Bitcoin’s recent downturn is raising alarms among analysts regarding Strategy, the largest buyer of the cryptocurrency, which has made significant investments in the asset. With the average purchase price of their 713,502 bitcoins sitting at around $76,000, current market conditions are bringing their expenditure under scrutiny as bitcoin prices hover near this level.
The price of bitcoin has recently fallen to approximately $78,000, the lowest seen since April, leading to fears that Strategy’s investments could soon be at risk of substantial losses. Shares of Strategy, officially known as MSTR, have dipped by over 2%, reaching prices not recorded since 2024. The ripple effects have been felt across the crypto-linked stock market, with companies such as Coinbase, Circle, Gemini, and BitMine Immersion Technologies all witnessing declines of 3% or more.

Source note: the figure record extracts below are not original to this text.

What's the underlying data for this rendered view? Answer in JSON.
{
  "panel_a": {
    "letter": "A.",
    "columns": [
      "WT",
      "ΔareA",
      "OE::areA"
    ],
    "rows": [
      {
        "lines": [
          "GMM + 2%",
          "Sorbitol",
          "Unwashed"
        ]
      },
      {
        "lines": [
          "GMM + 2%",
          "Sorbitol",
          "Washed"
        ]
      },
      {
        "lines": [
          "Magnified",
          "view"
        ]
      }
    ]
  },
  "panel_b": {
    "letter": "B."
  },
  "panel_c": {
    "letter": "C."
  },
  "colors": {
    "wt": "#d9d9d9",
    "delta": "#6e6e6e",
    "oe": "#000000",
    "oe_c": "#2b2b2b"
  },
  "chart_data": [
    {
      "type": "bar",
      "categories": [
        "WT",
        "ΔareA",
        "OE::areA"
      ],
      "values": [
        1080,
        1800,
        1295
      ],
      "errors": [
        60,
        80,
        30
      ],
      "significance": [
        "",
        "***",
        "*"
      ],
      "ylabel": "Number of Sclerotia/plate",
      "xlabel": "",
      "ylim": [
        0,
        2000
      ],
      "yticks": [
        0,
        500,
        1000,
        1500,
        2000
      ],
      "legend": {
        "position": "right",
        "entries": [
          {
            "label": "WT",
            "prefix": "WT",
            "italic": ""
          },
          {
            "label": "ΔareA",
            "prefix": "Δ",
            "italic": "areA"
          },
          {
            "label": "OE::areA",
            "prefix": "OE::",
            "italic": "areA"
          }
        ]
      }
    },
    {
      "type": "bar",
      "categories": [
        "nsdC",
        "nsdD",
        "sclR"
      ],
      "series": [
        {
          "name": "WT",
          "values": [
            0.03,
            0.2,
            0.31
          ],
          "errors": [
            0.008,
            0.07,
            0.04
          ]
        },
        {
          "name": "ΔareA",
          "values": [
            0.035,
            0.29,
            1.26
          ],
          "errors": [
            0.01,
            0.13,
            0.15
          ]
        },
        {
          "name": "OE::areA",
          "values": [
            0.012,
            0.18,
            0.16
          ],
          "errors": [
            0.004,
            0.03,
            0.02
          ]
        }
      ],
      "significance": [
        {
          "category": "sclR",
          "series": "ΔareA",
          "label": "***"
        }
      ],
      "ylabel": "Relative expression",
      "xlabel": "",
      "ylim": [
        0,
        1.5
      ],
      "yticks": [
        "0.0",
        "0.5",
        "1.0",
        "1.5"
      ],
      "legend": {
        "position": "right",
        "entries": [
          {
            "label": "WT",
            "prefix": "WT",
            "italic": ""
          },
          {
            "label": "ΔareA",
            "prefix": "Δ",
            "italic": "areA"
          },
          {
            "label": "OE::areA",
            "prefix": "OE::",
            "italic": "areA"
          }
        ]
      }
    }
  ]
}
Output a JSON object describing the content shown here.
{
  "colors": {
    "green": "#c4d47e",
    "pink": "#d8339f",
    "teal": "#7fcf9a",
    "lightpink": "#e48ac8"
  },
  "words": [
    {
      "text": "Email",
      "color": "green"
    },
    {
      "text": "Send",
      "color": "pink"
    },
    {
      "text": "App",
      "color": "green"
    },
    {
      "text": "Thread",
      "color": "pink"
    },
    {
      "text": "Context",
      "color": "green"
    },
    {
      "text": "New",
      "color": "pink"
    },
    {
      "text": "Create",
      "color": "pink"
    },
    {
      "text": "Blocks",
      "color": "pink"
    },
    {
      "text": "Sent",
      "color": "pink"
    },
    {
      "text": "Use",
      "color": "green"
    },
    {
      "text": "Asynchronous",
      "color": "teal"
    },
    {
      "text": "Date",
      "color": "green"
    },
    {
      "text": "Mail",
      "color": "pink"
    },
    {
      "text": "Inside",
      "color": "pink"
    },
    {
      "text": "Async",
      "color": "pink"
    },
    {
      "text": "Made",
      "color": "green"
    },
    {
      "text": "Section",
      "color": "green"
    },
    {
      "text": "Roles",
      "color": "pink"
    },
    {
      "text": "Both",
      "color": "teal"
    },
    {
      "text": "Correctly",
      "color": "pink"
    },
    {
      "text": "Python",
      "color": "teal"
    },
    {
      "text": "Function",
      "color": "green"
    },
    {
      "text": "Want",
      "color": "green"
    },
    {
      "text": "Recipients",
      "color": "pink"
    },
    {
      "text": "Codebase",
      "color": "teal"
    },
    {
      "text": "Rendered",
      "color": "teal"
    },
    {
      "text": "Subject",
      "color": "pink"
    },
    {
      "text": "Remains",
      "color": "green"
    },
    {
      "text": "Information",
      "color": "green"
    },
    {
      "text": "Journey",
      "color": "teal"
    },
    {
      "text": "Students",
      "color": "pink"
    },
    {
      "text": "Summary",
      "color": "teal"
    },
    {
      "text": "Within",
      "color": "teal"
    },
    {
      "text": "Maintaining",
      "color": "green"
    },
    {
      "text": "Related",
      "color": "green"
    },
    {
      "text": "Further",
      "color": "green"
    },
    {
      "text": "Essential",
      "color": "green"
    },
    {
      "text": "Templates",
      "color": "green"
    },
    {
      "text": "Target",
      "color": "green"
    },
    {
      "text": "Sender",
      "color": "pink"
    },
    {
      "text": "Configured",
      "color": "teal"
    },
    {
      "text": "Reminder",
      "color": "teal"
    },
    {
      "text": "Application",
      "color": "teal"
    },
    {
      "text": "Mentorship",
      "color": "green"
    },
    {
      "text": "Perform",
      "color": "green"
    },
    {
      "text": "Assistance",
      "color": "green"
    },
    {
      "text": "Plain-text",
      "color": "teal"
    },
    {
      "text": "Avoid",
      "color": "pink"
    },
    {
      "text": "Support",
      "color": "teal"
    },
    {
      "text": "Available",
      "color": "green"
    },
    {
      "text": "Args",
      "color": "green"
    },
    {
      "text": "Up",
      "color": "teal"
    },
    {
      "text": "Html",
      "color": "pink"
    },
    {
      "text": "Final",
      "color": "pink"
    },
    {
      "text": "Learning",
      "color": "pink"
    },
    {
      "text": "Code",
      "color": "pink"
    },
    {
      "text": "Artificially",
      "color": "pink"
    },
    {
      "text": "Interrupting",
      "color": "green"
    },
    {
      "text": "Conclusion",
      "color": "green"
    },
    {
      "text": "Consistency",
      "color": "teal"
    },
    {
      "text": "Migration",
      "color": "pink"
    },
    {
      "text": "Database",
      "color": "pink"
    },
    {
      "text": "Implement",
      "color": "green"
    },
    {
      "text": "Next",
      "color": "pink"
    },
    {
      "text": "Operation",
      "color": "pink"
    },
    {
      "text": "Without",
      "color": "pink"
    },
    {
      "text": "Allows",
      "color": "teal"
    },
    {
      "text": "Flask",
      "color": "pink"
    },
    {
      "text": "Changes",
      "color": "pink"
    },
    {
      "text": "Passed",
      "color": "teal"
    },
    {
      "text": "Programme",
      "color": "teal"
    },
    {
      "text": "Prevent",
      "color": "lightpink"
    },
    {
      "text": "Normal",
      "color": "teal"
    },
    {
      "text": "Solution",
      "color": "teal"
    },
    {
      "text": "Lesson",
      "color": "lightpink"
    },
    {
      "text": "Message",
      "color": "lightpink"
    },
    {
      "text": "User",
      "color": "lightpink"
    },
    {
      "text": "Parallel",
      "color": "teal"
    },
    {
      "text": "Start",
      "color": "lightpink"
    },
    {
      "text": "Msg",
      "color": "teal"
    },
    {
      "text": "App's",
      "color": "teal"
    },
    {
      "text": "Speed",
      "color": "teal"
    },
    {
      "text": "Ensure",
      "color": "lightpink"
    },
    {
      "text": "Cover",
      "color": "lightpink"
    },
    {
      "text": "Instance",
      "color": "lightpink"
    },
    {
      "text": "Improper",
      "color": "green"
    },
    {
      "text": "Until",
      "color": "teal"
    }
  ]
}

Market observers note that the situation for Strategy is particularly concerning. Having made its first bitcoin purchase in August 2020, the company has not sold any of the bitcoin it acquired, instead adding to its holdings during market dips. This steadfast buy-and-hold approach has made Strategy a prominent figure in the cryptocurrency landscape, but the current market slump raises significant questions about the viability of its investment strategy.
In an effort to rally sentiment, Michael Saylor, the executive chairman of Strategy, took to social media over the weekend to share a seemingly AI-generated image of himself exercising, accompanied by a caption proclaiming, “₿uilt for the Long Run.” Despite this optimistic message, analysts are not fully convinced, as some predict the price of bitcoin could plummet to as low as $40,000, further endangering Strategy’s investments.
The decline in cryptocurrency values is also impacting other players in the industry. Tom Lee, the head of research at Fundstrat Global Advisors, could face challenges as the market continues to underperform. His company’s bitcoin mining venture, BitMine, recently traded at around $23, approaching levels not seen since shortly after he joined the company. Lee attributes the struggles faced by digital assets to a recent uptrend in precious metals, which he describes as “a vortex sucking all risk appetite away from digital assets.” He remains hopeful that the current conditions might indicate a bottoming out for the cryptocurrency market.
As investors watch closely, the implications of this downturn could reverberate throughout the crypto sector, particularly for significant holders like Strategy and Central figures in the industry.